Once I’ve written down all the suggestions, I stare at the list, a staggering despair washing over me. I push it aside though, relieved to have something to focus on, anything to take my thoughts off where Mia might be and all the awful possibilities for what might have happened to her.
I can’t go there. I tell myself to complete the list, and it is very likely that someone will come forward with information that will lead to finding her. And so I go back to the top of the list. The first three I’ve done. I check the boxes. Number four.Contact the National Missing and Unidentified Persons System (NamUs).
I find the link and start entering the information.
~
IT TAKES THE entire remainder of the day to get the next-to-the-last box checked. I’ve personally contacted every friend and acquaintance I am aware of as someone Mia interacts with on a regular basis. I ask each of them to please let me know if they hear anything at all from her.
I’ve called every hospital in the DC and northern Virginia area. That was painful, but calling the coroner’s offices within a fifty-mile radius, that was excruciating. It is only when I’ve hung up from the last call that I breathe a sigh of relief for the fact that neither office had anyone there who matched Mia’s description.

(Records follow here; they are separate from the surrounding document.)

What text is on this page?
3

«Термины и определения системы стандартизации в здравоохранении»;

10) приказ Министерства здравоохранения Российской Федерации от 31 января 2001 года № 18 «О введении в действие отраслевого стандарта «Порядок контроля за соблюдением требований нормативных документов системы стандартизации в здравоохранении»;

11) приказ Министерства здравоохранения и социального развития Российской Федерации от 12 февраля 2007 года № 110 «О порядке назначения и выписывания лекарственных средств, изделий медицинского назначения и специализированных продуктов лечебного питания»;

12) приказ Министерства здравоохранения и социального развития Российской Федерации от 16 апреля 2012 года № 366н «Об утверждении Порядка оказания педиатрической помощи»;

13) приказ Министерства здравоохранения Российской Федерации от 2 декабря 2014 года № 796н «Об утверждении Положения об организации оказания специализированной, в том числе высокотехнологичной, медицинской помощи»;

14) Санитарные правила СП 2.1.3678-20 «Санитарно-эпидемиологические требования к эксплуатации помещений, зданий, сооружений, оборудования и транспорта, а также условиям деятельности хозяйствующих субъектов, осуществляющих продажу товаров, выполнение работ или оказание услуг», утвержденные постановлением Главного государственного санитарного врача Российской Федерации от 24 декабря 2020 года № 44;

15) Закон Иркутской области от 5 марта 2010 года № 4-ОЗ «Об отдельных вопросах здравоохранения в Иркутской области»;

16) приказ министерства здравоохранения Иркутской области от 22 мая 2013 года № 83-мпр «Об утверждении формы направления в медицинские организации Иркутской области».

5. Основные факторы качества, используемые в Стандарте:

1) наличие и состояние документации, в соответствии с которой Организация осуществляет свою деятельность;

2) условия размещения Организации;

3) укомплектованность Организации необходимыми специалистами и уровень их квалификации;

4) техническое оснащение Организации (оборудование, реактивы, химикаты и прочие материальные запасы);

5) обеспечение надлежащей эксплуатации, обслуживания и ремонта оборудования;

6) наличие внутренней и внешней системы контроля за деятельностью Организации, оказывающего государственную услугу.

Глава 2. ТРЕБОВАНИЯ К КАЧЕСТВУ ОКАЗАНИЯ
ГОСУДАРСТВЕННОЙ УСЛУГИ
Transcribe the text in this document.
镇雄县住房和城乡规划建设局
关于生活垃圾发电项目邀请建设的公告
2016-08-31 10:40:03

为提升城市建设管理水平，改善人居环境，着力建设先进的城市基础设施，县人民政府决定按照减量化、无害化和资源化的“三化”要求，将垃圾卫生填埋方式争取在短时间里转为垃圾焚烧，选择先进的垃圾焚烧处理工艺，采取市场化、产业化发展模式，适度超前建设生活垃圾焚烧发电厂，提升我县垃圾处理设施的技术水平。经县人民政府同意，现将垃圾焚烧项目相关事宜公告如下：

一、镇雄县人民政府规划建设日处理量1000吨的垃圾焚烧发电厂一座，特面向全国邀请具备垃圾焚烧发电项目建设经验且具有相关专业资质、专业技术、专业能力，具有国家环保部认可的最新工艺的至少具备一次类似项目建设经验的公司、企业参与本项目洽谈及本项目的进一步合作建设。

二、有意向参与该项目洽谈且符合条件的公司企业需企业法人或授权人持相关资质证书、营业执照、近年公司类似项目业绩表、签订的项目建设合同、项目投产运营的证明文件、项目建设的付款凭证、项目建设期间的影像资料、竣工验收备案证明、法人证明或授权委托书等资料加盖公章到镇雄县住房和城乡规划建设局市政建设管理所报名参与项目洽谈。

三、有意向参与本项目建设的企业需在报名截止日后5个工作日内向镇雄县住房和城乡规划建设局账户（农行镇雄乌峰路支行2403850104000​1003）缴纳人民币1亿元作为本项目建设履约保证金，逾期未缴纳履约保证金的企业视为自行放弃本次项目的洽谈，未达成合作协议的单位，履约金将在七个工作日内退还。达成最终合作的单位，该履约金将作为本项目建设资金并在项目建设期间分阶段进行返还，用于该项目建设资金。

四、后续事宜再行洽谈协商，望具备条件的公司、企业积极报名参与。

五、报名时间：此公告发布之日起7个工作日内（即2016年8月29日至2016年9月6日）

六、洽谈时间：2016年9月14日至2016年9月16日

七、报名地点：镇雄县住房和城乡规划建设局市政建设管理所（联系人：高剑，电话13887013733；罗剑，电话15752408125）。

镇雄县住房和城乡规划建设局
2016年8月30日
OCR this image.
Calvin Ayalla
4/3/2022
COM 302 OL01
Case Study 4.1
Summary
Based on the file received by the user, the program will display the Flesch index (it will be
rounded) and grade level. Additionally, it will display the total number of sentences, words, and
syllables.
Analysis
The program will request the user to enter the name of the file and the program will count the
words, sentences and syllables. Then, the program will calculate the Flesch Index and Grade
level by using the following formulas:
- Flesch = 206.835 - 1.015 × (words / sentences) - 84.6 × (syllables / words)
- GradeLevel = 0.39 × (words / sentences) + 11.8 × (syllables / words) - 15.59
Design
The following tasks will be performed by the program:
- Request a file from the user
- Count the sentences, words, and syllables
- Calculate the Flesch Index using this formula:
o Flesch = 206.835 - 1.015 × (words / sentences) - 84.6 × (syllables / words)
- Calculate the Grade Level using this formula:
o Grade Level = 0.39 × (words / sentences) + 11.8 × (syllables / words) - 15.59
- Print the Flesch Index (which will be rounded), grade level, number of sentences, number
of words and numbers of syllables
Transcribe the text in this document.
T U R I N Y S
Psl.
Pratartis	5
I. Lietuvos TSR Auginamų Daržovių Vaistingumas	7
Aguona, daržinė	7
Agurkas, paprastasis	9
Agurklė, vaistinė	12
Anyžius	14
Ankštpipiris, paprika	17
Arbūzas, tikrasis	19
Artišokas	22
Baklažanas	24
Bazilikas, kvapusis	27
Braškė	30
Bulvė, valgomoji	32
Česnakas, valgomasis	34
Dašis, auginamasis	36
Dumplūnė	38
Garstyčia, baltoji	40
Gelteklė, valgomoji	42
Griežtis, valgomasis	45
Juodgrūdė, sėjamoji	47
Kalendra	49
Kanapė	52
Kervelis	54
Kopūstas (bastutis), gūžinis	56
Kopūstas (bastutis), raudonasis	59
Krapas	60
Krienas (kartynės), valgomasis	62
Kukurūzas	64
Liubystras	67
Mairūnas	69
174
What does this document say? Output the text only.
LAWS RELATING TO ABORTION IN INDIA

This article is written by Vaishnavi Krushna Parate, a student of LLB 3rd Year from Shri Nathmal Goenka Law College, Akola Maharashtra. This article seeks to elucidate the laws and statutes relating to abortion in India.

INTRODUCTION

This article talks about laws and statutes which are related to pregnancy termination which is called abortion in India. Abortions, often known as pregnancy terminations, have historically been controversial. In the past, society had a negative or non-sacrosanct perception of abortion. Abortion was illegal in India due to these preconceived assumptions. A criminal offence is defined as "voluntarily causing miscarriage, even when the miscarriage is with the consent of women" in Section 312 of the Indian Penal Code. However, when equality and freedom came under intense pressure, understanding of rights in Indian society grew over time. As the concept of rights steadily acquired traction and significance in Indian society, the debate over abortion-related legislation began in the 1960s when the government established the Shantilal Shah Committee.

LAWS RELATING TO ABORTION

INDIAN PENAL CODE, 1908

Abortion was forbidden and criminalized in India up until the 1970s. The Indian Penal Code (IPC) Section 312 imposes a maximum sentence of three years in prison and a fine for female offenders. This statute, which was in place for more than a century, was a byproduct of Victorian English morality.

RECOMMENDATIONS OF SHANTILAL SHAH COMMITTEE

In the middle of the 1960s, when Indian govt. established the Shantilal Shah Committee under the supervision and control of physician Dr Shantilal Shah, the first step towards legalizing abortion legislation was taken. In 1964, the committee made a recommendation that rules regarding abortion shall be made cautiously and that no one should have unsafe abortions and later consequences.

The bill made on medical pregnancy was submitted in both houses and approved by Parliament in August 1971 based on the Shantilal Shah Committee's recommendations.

I call every local jail within a fifty-mile radius. I cannot imagine Mia doing anything that would have landed her in any of them, but I’m following the list. There is no one in any of the jails who sounds like Mia.
I log on to her computer and check every social media site saved in her Bookmarks. I check the messages of each, find nothing relevant. Her posts are typical of what I would imagine her posting. Positive memes, funny animal videos, photos of Grace and her, several of Pounce.
Next, I write up a press release with as much detail about what has happened as I can come up with. I include one picture of Mia and another of her with Grace. I email it to sixty different editors of TV news stations, newspapers, and radio stations.
Once that’s done, I make up a flyer and use my printer to print two hundred copies. I leave the house with the stack of flyers in my arms and drive to the location of the festival where I start posting them on every light pole within a mile of where I’d found her phone. I post the rest of them at local grocery stores, a fitness club, and the restaurants that allow me to leave one on a community bulletin board.
It’s after ten o’clock when I get home. I’m so tired that I can barely drag myself back to the desk chair where Pounce has not moved since I left. I pick him up, arrange him on my lap, and stare at the to-do list I had spent the day completing.
There’s one suggestion left.
Consider hiring a private detective.
The thought of pursuing this tonight is more than I can process. I will call Detective Helmer first thing in the morning and see if I can get a feel for whether or not he thinks they’re making progress.
If not, I’ll start researching private detectives.
Pounce meows, stands on my leg, his paws kneading back and forth, his nails pricking my skin. He hops down then and heads for Mia’s bedroom, and I’m sure he expects her to be home in a bit. Why would he imagine anything different? This is the routine they follow every night.